Freitag, 21. Juli 2023

Zuschauerzahlen 2022/23: Der große Publikumsschwund

Man kann Zuschauerzahlen  des Badischen Staatstheater ja nur begrenzt trauen, bei ca. 20.000 Freikarten/Saison in der Vergangenheit sind die offiziellen Zahlen verzerrt.  Dennoch ist ein Vergleich mit früheren Spielzeiten von Interesse, um die eklatante Schwäche nach über einem Jahrzehnt der Instrumentalisierung zu belegen:



Man kann nicht alles auf die vergangene Pandemie schieben, das Publikum wurde durch knapp drei Jahre Covid entwöhnt, aber es ist schon auffällig, daß die Publikumszahl der Konzerte und des Kindertheaters weitgehend über ein Jahrzehnt konstant sind. Im Kindertheater hat man Zwangsbesucher, doch in den Konzerten ein typisches Publikum, was auch durch vermeintliche Alterung und Pandemie nicht geschrumpft ist. 

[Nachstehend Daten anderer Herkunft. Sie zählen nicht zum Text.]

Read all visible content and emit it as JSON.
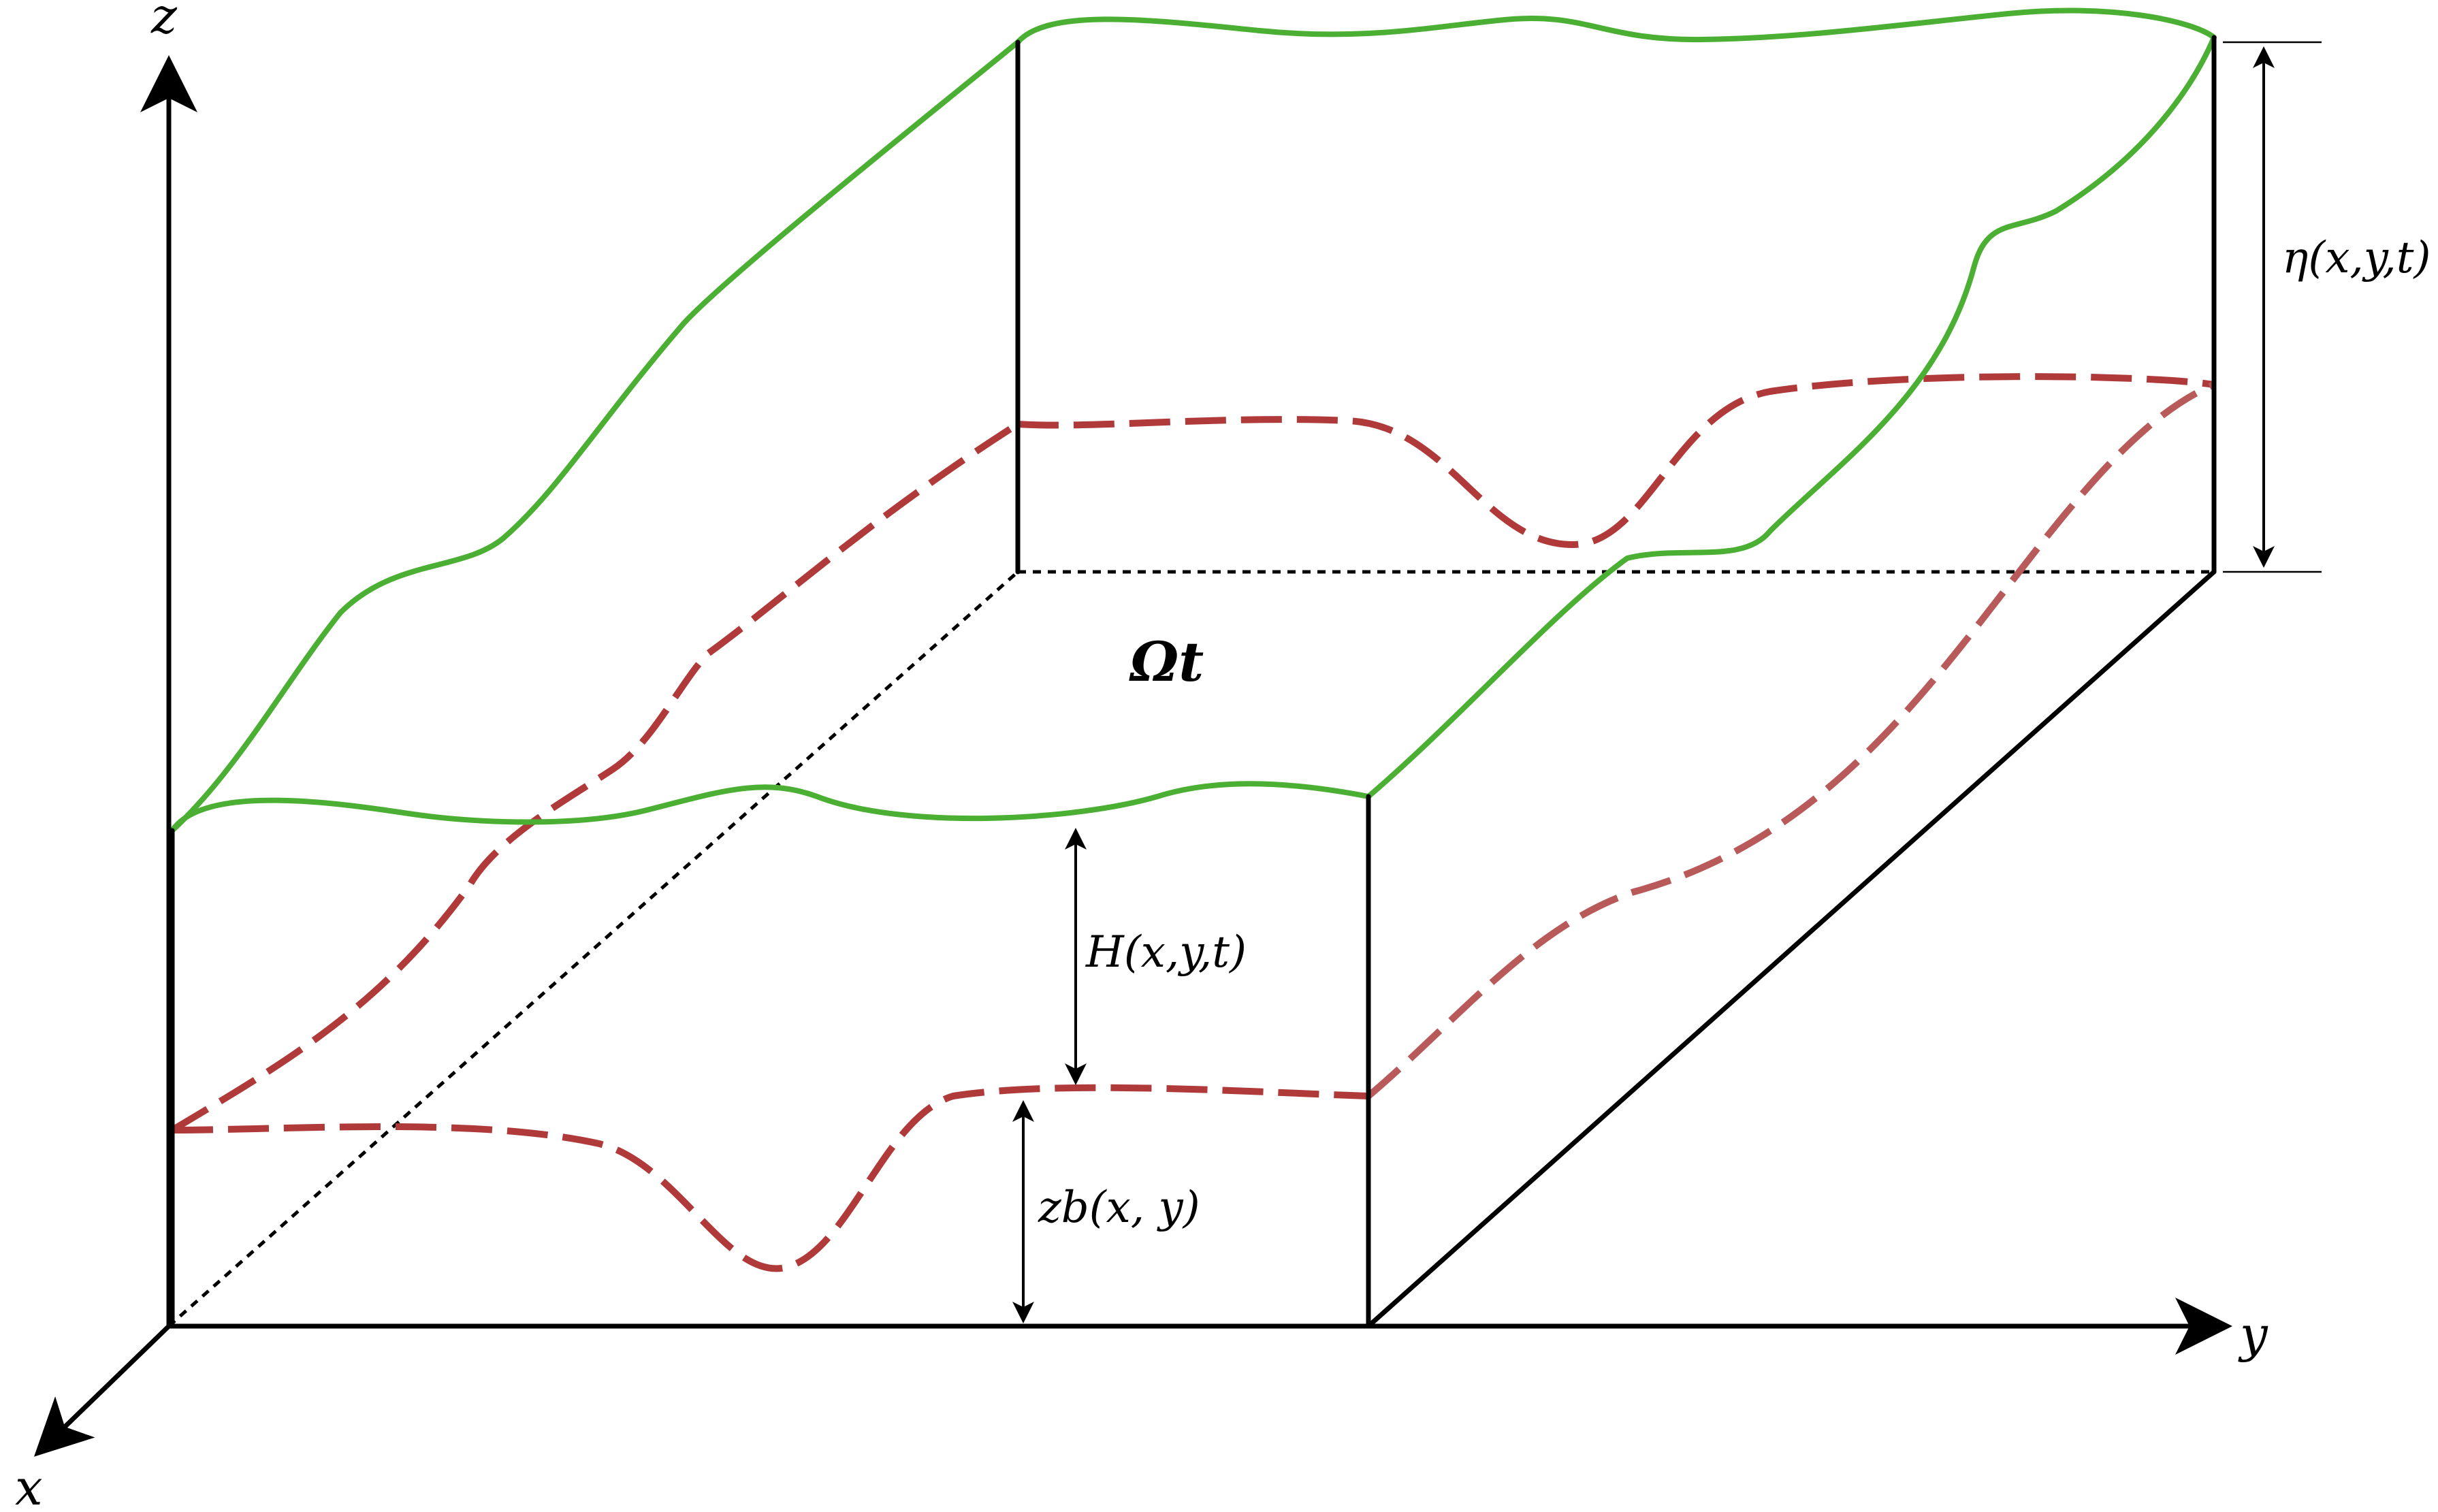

Ca. 240.000 Besucher erreichte das Badische Staatstheater 2022/23. Ca. 40.000 Zuschauer fehlen, in den letzten beiden Jahrzehnten hatte man stets ca. 280.000 Zuschauer +/- 5%
Entsprechend ist auch die Auslastung gesunken, 2013/14 waren es ca. 85%, nun sollen es ca. 71% sein.
Es mag sich ein Fehler eingeschlichen haben, rechnet man die bekannten Zahlen für alle Sparten zusammen, kommt man auf ca. 225.000 Besucher, wo die übrigen abgeblieben sind (Jazz-Konzerte, Einführungsveranstaltungen) kann man nur spekulieren.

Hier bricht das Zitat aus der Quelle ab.